Comparé à ses prédécesseurs, le gouvernement Netanyahu n’a posé aucune politique délimitant où il est possible de bâtir ou non : le périmètre de construction sous forme d’implantations isolées est plus étendu que celui des grands blocs que le gouvernement prévoit de conserver dans le cadre d’un accord définitif.

Le “blanchîment” des avant-postes et la construction de quartiers neufs dans la partie orientale de Jérusalem autorisent la communauté internationale et les Palestiniens à douter de la bonne foi du gouvernement israélien ; il est en effet de notoriété publique que l’un des obstacles majeurs à une décision israélienne d’aller à l’accord de paix est le coût économique et social redouté de l’évacuation d’un grand nombre de colons.

Les premiers à tirer prétexte de considérations de sécurité pour prendre le contrôle de propriétés privées palestiniennes afin d’y fonder des colonies furent les gouvernements d’union de la gauche. En 1979, un arrêt de la Cour suprême concernant Élon Moreh [3] donna un coup de frein à l’usage de ce prétexte, d’autant que les colons eux-même avaient reconnu que « les implantations ne répondent ni à des impératifs de sécurité ni à des besoins matériels ».

Cependant, en dépit du fait que les présidents Clinton, Bush et Obama n’ont justifié la nécessité de procéder à des échanges de territoires qu’au seul et unique motif d’un « accroissement démographique naturel » au sein des implantations, Netanyahu persiste à les évoquer en termes de « sécurité ». Il refuse également aux Palestiniens des compensations équivalentes aux annexions de territoire en faveur des implantations, revenant ainsi sur le principe au fondement des négociations – « les lignes de 1967 comme base de tracé des frontières et des échanges de territoires dans un rapport de 1/1 ».

Les précédents gouvernements ont appuyé une entreprise de colonisation forte en tout et pour tout de quelques dizaines de milliers de membres, des agriculteurs et des salariés pour la plupart ; alors que celui-ci doit faire vivre quelque 350 000 Israéliens en Judée et Samarie, et 200 000 de plus à Jérusalem-Est. Nombre d’entre eux – les ultra-orthodoxes, nouveaux immigrants et catégories défavorisées – dépendent des allocations de l’État et, comme tous les colons, bénéficient en matière d’éducation, de santé et d’aides sociales d’un soutien per capita bien supérieur à celui dont jouissent leurs concitoyens à l’intérieur de la Ligne verte [4].

Rapportée à la disparition de l’État-providence à l’intérieur des frontières d’Israël, l’importance des budgets exigés se fait évidente aux yeux des leaders de la contestation sociale, qui réclament un partage différent des ressources et des charges.

Soulignons l’alignement des ministres sur les positions officielles, qui tint le temps de leur volonté de préserver la coalition.
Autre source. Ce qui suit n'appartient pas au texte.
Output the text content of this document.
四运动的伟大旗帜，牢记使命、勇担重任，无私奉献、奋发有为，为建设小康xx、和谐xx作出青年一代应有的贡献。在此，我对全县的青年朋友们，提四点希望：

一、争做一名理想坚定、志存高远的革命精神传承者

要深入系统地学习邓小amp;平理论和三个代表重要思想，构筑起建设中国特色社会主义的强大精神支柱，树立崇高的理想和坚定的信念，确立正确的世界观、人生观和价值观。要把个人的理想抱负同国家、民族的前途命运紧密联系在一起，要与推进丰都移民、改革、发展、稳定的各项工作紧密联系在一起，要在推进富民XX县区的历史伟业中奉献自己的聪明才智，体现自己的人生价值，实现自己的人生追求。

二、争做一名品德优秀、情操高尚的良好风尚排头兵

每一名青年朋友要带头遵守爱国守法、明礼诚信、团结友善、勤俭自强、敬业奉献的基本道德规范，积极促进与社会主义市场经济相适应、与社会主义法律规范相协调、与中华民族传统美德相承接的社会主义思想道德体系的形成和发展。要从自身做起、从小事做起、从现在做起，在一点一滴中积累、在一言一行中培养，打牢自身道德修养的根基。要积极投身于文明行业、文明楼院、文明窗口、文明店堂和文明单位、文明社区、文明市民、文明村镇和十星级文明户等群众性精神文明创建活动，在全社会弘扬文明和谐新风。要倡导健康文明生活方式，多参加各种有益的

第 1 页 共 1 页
Mais, dans le fumet des élections qui s’annoncent et sur fond d’engagements pris par le gouvernement envers la Cour suprême d’évacuer trois avant-postes [5], leurs opinions se sont soudain affichées, montrant que le discours de Netanyahu à Bar-Ilan [6] est loin de les représenter.


Notes

[1] Un premier Maârakh, issu en 1965 de l’union des deux principales formations social-démocrates du pays, disparut dès 1968 au profit d’un nouveau Parti travailliste incluant un troisième petit groupe, le Rafi… pour mieux renaître de ses cendres un an plus tard en s’alliant sur sa gauche au Mapam en vue de constituer une large coalition. Les conditions étaient dès lors réunies pour les gouvernements d’union de la gauche des années 70, ceux de Lévi Eshkol, Golda Meïr et Yitz’hak Rabin, ici cités.

[2] Élaboré dès 1968 par Ygal Allon, alors ministre des Affaires étrangères, ce plan proposait de mettre fin à l’occupation toute récente de la Cisjordanie tout en y conservant des points stratégiques – contrôle de la vallée du Jourdain et des hauteurs qui la dominent ; élargissement du couloir du Jourdain à Jérusalem ; trois enclaves, dont deux sans accès extérieur… Soit, en tout, quelque 30% de la « Rive occidentale du Jourdain ». Rendu public 6 ans plus tard, ce plan dont les considérations de sécurité constituent une bonne part refait régulièrement surface – en partie sinon en totalité.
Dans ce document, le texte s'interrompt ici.